Blue Cheese Burger with Tomato-Shallot Jam

3-4 servings

Tomato-Shallot Jam

  • 1 pint cherry tomatoes
  • 1/3 cup sugar
  • 1/3 cup shallots, minced
  • Juice and zest of 1 lime
  • 1/2 teaspoon salt


  • 1 pound ground beef, such as Laura’s Lean Beef 92%
  • 1 tablespoon brown sugar
  • 1 tablespoon Worcestershire sauce
  • 1 teaspoon extra-virgin olive oil
  • Salt and black pepper
  • 3-4 slices Castello® Burger Blue
  • 3-4 hamburger buns
  • Lettuce
  • French fries for serving and topping
Blue Cheese Burger with Tomato-Shallot Jam


Tomato-Shallot Jam

  1. Cut the cherry tomatoes in half and toss them in a bowl with the sugar. Let them sit at room temperature for about 1 hour, stirring once or twice during this time.
  2. Heat a large non-stick skillet over medium-high heat. Add tomatoes, any accumulated juices and shallots. Cook, stirring frequently for 12-15 minutes, or until the jam is thick, glossy and the tomatoes are almost broken down.
  3. Stir in remaining ingredients and cook for an additional 1-2 minutes. Remove from the heat and set aside.
  4. Once cooled, the tomato-shallot jam can be stored in an airtight container in your refrigerator for 7-10 days. This recipe makes enough jam for 6-8 burgers.
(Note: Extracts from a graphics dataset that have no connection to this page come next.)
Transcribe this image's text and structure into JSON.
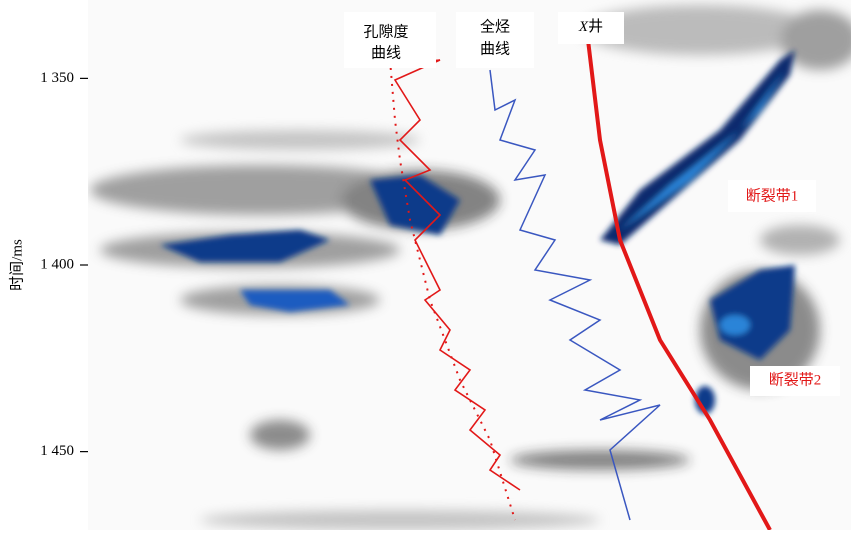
{
  "figure": {
    "y_axis": {
      "label": "时间/ms",
      "lim": [
        1329,
        1471
      ],
      "ticks": [
        {
          "value": 1350,
          "label": "1 350"
        },
        {
          "value": 1400,
          "label": "1 400"
        },
        {
          "value": 1450,
          "label": "1 450"
        }
      ]
    },
    "annotations": {
      "porosity_curve": [
        "孔隙度",
        "曲线"
      ],
      "total_hydrocarbon_curve": [
        "全烃",
        "曲线"
      ],
      "well": [
        "X",
        "井"
      ],
      "fault_zone_1": "断裂带1",
      "fault_zone_2": "断裂带2"
    }
  }
}
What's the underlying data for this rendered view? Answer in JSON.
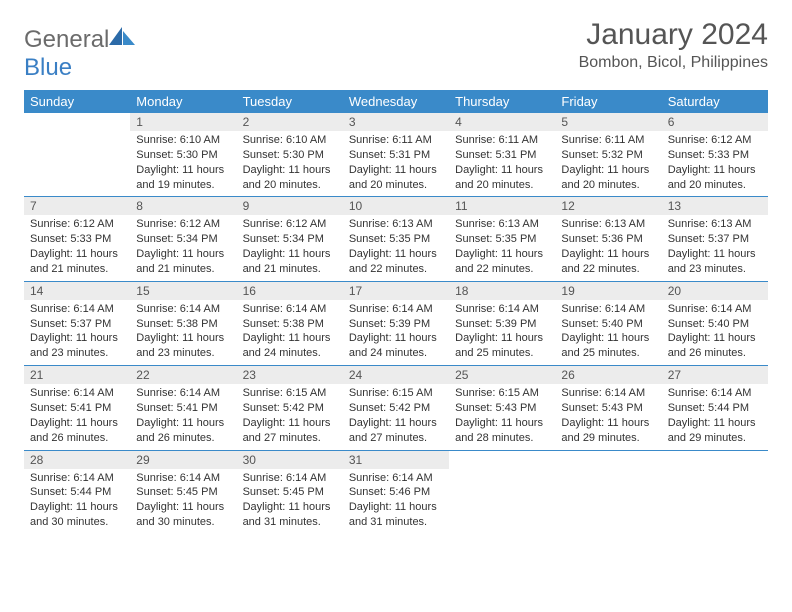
{
  "logo": {
    "text_general": "General",
    "text_blue": "Blue"
  },
  "title": "January 2024",
  "location": "Bombon, Bicol, Philippines",
  "colors": {
    "header_bg": "#3a8ac9",
    "daynum_bg": "#ececec",
    "row_border": "#3a8ac9"
  },
  "day_headers": [
    "Sunday",
    "Monday",
    "Tuesday",
    "Wednesday",
    "Thursday",
    "Friday",
    "Saturday"
  ],
  "weeks": [
    [
      null,
      {
        "n": "1",
        "sr": "6:10 AM",
        "ss": "5:30 PM",
        "dl": "11 hours and 19 minutes."
      },
      {
        "n": "2",
        "sr": "6:10 AM",
        "ss": "5:30 PM",
        "dl": "11 hours and 20 minutes."
      },
      {
        "n": "3",
        "sr": "6:11 AM",
        "ss": "5:31 PM",
        "dl": "11 hours and 20 minutes."
      },
      {
        "n": "4",
        "sr": "6:11 AM",
        "ss": "5:31 PM",
        "dl": "11 hours and 20 minutes."
      },
      {
        "n": "5",
        "sr": "6:11 AM",
        "ss": "5:32 PM",
        "dl": "11 hours and 20 minutes."
      },
      {
        "n": "6",
        "sr": "6:12 AM",
        "ss": "5:33 PM",
        "dl": "11 hours and 20 minutes."
      }
    ],
    [
      {
        "n": "7",
        "sr": "6:12 AM",
        "ss": "5:33 PM",
        "dl": "11 hours and 21 minutes."
      },
      {
        "n": "8",
        "sr": "6:12 AM",
        "ss": "5:34 PM",
        "dl": "11 hours and 21 minutes."
      },
      {
        "n": "9",
        "sr": "6:12 AM",
        "ss": "5:34 PM",
        "dl": "11 hours and 21 minutes."
      },
      {
        "n": "10",
        "sr": "6:13 AM",
        "ss": "5:35 PM",
        "dl": "11 hours and 22 minutes."
      },
      {
        "n": "11",
        "sr": "6:13 AM",
        "ss": "5:35 PM",
        "dl": "11 hours and 22 minutes."
      },
      {
        "n": "12",
        "sr": "6:13 AM",
        "ss": "5:36 PM",
        "dl": "11 hours and 22 minutes."
      },
      {
        "n": "13",
        "sr": "6:13 AM",
        "ss": "5:37 PM",
        "dl": "11 hours and 23 minutes."
      }
    ],
    [
      {
        "n": "14",
        "sr": "6:14 AM",
        "ss": "5:37 PM",
        "dl": "11 hours and 23 minutes."
      },
      {
        "n": "15",
        "sr": "6:14 AM",
        "ss": "5:38 PM",
        "dl": "11 hours and 23 minutes."
      },
      {
        "n": "16",
        "sr": "6:14 AM",
        "ss": "5:38 PM",
        "dl": "11 hours and 24 minutes."
      },
      {
        "n": "17",
        "sr": "6:14 AM",
        "ss": "5:39 PM",
        "dl": "11 hours and 24 minutes."
      },
      {
        "n": "18",
        "sr": "6:14 AM",
        "ss": "5:39 PM",
        "dl": "11 hours and 25 minutes."
      },
      {
        "n": "19",
        "sr": "6:14 AM",
        "ss": "5:40 PM",
        "dl": "11 hours and 25 minutes."
      },
      {
        "n": "20",
        "sr": "6:14 AM",
        "ss": "5:40 PM",
        "dl": "11 hours and 26 minutes."
      }
    ],
    [
      {
        "n": "21",
        "sr": "6:14 AM",
        "ss": "5:41 PM",
        "dl": "11 hours and 26 minutes."
      },
      {
        "n": "22",
        "sr": "6:14 AM",
        "ss": "5:41 PM",
        "dl": "11 hours and 26 minutes."
      },
      {
        "n": "23",
        "sr": "6:15 AM",
        "ss": "5:42 PM",
        "dl": "11 hours and 27 minutes."
      },
      {
        "n": "24",
        "sr": "6:15 AM",
        "ss": "5:42 PM",
        "dl": "11 hours and 27 minutes."
      },
      {
        "n": "25",
        "sr": "6:15 AM",
        "ss": "5:43 PM",
        "dl": "11 hours and 28 minutes."
      },
      {
        "n": "26",
        "sr": "6:14 AM",
        "ss": "5:43 PM",
        "dl": "11 hours and 29 minutes."
      },
      {
        "n": "27",
        "sr": "6:14 AM",
        "ss": "5:44 PM",
        "dl": "11 hours and 29 minutes."
      }
    ],
    [
      {
        "n": "28",
        "sr": "6:14 AM",
        "ss": "5:44 PM",
        "dl": "11 hours and 30 minutes."
      },
      {
        "n": "29",
        "sr": "6:14 AM",
        "ss": "5:45 PM",
        "dl": "11 hours and 30 minutes."
      },
      {
        "n": "30",
        "sr": "6:14 AM",
        "ss": "5:45 PM",
        "dl": "11 hours and 31 minutes."
      },
      {
        "n": "31",
        "sr": "6:14 AM",
        "ss": "5:46 PM",
        "dl": "11 hours and 31 minutes."
      },
      null,
      null,
      null
    ]
  ],
  "labels": {
    "sunrise": "Sunrise:",
    "sunset": "Sunset:",
    "daylight": "Daylight:"
  }
}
  1. Pre-heat grill to high.
  2. Add ground beef, brown sugar, Worcestershire sauce, olive oil and about 1/2 teaspoon salt and black pepper to a medium bowl. Using your hands, combine the ingredients together, being carefully not to over mix. Form the mixture into 3 or 4 patties, depending on your preferred burger size. Sprinkle the tops of the patties with additional black pepper.
  3. Add burger patties to the grill and cook for 4-5 minutes per side. During the last minute, add one slice of Castello® Burger Blue to each burger. You can also add hamburger buns to the grill at this time for a lightly toasted effect. Remove burgers and buns from the grill.
  4. Spread some tomato-shallot jam onto the bottom half of each hamburger bun. Top with lettuce, burger patties, French fries (if desired) and the top half of the hamburger bun.